Nearly four in 10 Americans, or 92 million, are neither employed nor unemployed, but fall in the category of "not in the labor force," which means they aren't working now but haven't looked for work recently enough to be counted as unemployed, Washington Examiner reported.
But why are these Americans not part of the labor force, you ask? Quite simply because they have simply stopped trying to find jobs and would rather stay at home than work, according to the Bureau of Labor Statistics.
By far the biggest chunk of people not in the labor force are people who simply don't want to be, according to data from the monthly Current Population Survey.
Last month, about 86 million adults, or 93 percent of all adults that are not part of the labor force, said they weren't working because they did not want a job, the federal job counter said.
Delving a bit deeper into these bizarre statistics, a Pew Research Center analysis attempted to figure out who these Americans were and what sort of ideology they represented.
According to the analysis, a majority of youthful Americans seem to be far less interested in searching and landing a job compared to previous generations. Lack of good-paying jobs, swelling laid-off workers and re-employment prospects could possibly be a crucial factor in discouraging the young generation.
Currently, 39 percent of 16- to 24-year-olds don't want to work, up from 29 percent in 2000.

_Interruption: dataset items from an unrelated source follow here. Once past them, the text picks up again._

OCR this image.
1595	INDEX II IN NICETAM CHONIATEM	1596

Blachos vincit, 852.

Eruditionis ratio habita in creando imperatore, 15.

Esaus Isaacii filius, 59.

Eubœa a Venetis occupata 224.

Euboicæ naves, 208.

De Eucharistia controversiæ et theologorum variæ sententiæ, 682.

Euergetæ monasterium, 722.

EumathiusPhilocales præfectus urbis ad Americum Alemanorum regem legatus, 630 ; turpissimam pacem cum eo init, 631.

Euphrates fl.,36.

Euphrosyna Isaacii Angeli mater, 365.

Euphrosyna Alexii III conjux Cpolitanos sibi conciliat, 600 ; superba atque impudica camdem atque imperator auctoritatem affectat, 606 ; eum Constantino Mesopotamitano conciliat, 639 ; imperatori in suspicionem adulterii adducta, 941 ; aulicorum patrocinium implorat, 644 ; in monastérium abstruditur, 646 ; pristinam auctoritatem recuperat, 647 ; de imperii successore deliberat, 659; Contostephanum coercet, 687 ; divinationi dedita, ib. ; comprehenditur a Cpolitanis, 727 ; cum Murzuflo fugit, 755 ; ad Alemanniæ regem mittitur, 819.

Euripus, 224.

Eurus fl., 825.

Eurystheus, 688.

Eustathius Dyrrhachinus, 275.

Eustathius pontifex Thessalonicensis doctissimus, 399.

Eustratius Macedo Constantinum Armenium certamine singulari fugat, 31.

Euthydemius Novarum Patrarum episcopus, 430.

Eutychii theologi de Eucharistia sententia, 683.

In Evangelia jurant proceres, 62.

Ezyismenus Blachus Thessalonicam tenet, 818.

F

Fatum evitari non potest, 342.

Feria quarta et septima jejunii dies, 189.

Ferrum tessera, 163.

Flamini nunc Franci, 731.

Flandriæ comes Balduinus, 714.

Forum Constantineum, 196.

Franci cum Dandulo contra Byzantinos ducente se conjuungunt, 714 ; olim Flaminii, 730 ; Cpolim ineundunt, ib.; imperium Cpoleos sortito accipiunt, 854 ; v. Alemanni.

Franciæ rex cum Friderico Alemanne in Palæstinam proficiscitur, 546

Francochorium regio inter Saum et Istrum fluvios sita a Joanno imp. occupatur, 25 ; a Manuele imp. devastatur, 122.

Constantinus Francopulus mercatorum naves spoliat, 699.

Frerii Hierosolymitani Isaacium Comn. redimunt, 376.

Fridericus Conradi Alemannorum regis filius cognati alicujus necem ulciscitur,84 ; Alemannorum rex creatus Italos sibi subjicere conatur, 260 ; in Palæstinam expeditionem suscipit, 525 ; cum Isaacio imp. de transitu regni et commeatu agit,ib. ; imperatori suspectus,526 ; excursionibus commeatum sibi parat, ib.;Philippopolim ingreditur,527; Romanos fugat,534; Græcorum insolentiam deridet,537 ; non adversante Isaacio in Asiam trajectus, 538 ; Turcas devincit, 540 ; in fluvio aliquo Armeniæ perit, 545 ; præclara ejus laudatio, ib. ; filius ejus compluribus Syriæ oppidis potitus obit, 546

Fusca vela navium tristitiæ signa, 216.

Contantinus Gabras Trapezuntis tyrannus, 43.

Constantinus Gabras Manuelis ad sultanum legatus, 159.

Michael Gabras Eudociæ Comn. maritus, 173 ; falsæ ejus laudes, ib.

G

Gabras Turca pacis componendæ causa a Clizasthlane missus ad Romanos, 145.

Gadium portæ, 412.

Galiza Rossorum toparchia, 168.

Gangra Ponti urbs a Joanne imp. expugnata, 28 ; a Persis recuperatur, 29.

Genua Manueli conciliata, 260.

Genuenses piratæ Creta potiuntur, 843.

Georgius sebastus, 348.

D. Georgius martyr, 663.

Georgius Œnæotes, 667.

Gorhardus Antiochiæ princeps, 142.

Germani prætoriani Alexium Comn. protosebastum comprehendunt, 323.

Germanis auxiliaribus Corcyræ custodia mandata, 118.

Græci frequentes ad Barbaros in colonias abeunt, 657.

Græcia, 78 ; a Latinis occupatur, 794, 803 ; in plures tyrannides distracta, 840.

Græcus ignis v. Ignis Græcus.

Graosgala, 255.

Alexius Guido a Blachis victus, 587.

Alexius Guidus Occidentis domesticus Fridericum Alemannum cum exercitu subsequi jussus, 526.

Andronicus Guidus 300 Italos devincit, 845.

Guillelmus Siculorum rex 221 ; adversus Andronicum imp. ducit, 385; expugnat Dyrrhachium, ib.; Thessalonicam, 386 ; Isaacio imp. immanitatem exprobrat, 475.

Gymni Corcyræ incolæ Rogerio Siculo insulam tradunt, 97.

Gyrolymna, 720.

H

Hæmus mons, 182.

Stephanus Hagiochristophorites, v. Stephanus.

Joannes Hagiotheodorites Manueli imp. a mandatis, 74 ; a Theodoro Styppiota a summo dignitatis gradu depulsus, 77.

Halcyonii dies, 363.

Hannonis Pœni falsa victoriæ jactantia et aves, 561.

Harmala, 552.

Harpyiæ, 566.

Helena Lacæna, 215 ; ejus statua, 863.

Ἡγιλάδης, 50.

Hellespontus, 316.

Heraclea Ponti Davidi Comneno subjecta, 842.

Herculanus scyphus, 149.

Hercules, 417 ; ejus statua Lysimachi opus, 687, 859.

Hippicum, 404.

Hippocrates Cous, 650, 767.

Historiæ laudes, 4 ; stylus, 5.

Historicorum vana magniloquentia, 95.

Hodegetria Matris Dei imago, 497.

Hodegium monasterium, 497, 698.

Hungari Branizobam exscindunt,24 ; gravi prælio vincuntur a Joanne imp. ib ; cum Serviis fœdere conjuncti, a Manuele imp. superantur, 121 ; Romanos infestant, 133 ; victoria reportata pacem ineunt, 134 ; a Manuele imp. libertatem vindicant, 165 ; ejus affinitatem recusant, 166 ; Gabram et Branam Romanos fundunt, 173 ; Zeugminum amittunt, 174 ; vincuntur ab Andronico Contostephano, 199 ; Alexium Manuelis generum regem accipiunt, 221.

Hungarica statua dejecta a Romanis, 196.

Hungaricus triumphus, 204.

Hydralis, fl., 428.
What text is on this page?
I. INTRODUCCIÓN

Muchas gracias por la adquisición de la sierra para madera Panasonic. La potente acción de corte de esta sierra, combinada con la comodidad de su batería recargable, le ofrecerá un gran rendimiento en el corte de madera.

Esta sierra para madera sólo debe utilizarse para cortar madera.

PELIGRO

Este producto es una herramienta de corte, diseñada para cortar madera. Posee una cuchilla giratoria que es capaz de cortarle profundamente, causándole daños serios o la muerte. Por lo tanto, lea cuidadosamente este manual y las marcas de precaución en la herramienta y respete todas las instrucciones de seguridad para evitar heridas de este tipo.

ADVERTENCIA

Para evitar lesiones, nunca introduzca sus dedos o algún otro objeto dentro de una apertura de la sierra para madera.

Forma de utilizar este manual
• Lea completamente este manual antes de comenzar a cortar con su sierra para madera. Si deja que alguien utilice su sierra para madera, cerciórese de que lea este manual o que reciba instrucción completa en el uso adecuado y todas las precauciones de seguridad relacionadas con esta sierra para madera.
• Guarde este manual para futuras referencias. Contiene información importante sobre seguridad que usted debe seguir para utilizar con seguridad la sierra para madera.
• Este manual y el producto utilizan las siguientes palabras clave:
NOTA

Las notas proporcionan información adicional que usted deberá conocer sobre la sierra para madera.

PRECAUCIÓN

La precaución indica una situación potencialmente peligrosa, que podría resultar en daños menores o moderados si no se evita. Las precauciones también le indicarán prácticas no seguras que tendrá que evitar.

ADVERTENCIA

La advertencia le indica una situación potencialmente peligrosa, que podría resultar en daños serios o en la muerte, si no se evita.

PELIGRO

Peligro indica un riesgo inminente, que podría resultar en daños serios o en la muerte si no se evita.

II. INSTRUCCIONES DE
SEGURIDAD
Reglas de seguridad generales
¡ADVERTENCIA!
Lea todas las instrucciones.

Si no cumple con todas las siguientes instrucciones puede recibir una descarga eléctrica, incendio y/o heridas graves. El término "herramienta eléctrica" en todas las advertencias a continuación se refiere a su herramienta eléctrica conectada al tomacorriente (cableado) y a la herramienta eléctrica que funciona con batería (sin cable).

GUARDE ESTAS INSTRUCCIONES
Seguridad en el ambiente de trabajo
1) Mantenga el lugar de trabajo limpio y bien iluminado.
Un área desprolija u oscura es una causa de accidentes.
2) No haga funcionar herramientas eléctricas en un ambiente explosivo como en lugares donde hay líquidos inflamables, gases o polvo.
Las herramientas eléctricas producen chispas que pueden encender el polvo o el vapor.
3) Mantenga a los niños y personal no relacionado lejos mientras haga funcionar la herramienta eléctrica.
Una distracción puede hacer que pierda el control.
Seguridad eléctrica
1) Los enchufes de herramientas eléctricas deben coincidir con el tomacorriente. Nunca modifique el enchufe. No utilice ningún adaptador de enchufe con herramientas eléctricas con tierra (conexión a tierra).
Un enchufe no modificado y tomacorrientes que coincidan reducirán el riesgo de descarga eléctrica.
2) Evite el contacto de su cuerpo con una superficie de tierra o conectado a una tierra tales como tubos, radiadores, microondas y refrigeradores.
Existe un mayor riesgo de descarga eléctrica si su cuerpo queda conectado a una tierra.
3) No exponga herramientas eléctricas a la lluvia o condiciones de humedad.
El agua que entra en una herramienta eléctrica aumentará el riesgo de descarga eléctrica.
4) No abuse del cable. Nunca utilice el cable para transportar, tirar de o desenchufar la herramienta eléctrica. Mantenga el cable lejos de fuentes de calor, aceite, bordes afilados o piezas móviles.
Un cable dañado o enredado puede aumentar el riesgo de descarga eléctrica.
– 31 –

While women, about 38 percent, said they would rather not have a job, men, about 28.5 percent, seemed to share the same feeling.
"Women are more likely than men to say they don't want a job, although the gap has been narrowing - especially since the Great Recession. Last month, 28.5 percent of men said they didn't want a job, up from 23.9 percent in October 2000 and 25.2 percent in October 2008," the research stated.
"For women, the share saying they didn't want a job hovered around 38 percent throughout the 2000s but began creeping up in 2010, reaching 40.2 percent last month," the Pew analysis added.
In a report issued in February, the Congressional Budget Office estimated "that about half the decline in labor-force participation was due to long-term demographic trends, a third was due to cyclical weaknesses in the labor market, and the rest a consequence of 'unusually protracted weakness in the demand for labor [which] appears to have led some workers to become discouraged and permanently drop out of the labor force,' such as by taking early retirement or signing up for Social Security disability benefits," according to Pew analysis.